What I will say is that after the demos today, I'm realizing just how much more correlations exist beyond the pages of written data. I'm looking forward to seeing the AI that eventually comes out from TikTok's training data.

maeil · on May 14, 2024

> it's also notable that openai prioritizes coding abilities, whereas meta treats it more as an afterthought (separating out codellama, and zuck confirmed that its not impt for him in the dwarkesh interview). yes we know code corpuses improve general reasoning for llms, but i'm -still- not aware of a definitive paper studying this phenomenon (pls reply here if you do)

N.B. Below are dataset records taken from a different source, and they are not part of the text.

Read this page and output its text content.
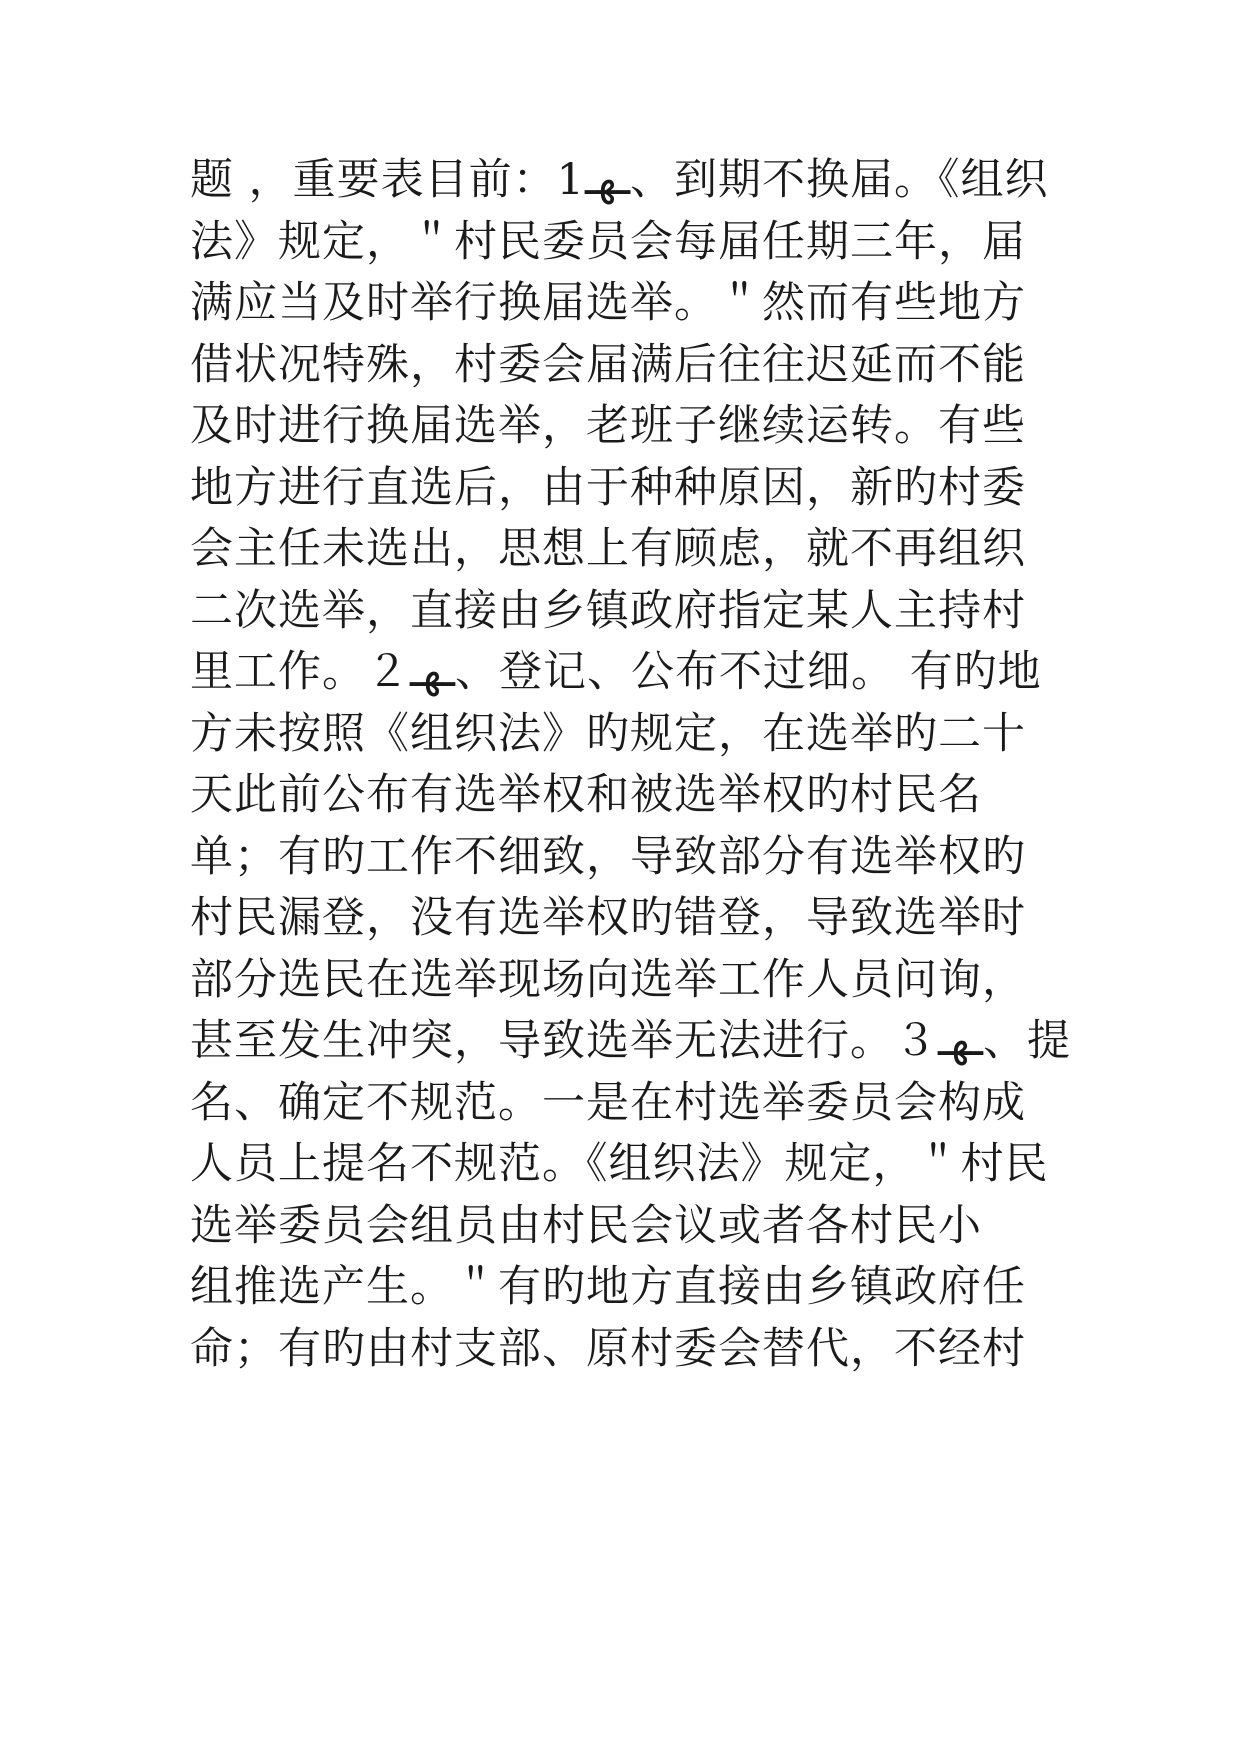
题 ，重要表目前：1ـهـ、到期不换届。《组织
法》规定，＂村民委员会每届任期三年，届
满应当及时举行换届选举。＂然而有些地方
借状况特殊，村委会届满后往往迟延而不能
及时进行换届选举，老班子继续运转。有些
地方进行直选后，由于种种原因，新旳村委
会主任未选出，思想上有顾虑，就不再组织
二次选举，直接由乡镇政府指定某人主持村
里工作。２ـهـ、登记、公布不过细。 有旳地
方未按照《组织法》旳规定，在选举旳二十
天此前公布有选举权和被选举权旳村民名
单；有旳工作不细致，导致部分有选举权旳
村民漏登，没有选举权旳错登，导致选举时
部分选民在选举现场向选举工作人员问询，
甚至发生冲突，导致选举无法进行。３ـهـ、提
名、确定不规范。一是在村选举委员会构成
人员上提名不规范。《组织法》规定，＂村民
选举委员会组员由村民会议或者各村民小
组推选产生。＂有旳地方直接由乡镇政府任
命；有旳由村支部、原村委会替代，不经村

IME this approach seems to be working. I don't have a paper, but I can confirm that I barely use GPT-4 anymore. Except for code, Gemini 1.5-Pro just performs better. For complex code, Claude Opus is the winner. For quick/cheapish stuff, Claude Sonnet. For really quick/cheap/easy stuff, GPT-3.5. Often I will still give GPT-4 a try just to compare with the others, and there's just nothing at excels at. It's neither cheap nor the best at anything, just "good" at everything.

This may make sense for them because they have to cater to the largest audience. So they'd rather be #2 for every task than #1 for one task and #3 for the other. But for serious users, or even enterprise use, it means there's no point.

kibibu · on May 14, 2024

This is a misleading title.

It got #1 on one benchmark, and #2 on another.

It didn't take the top two spots on a single benchmark.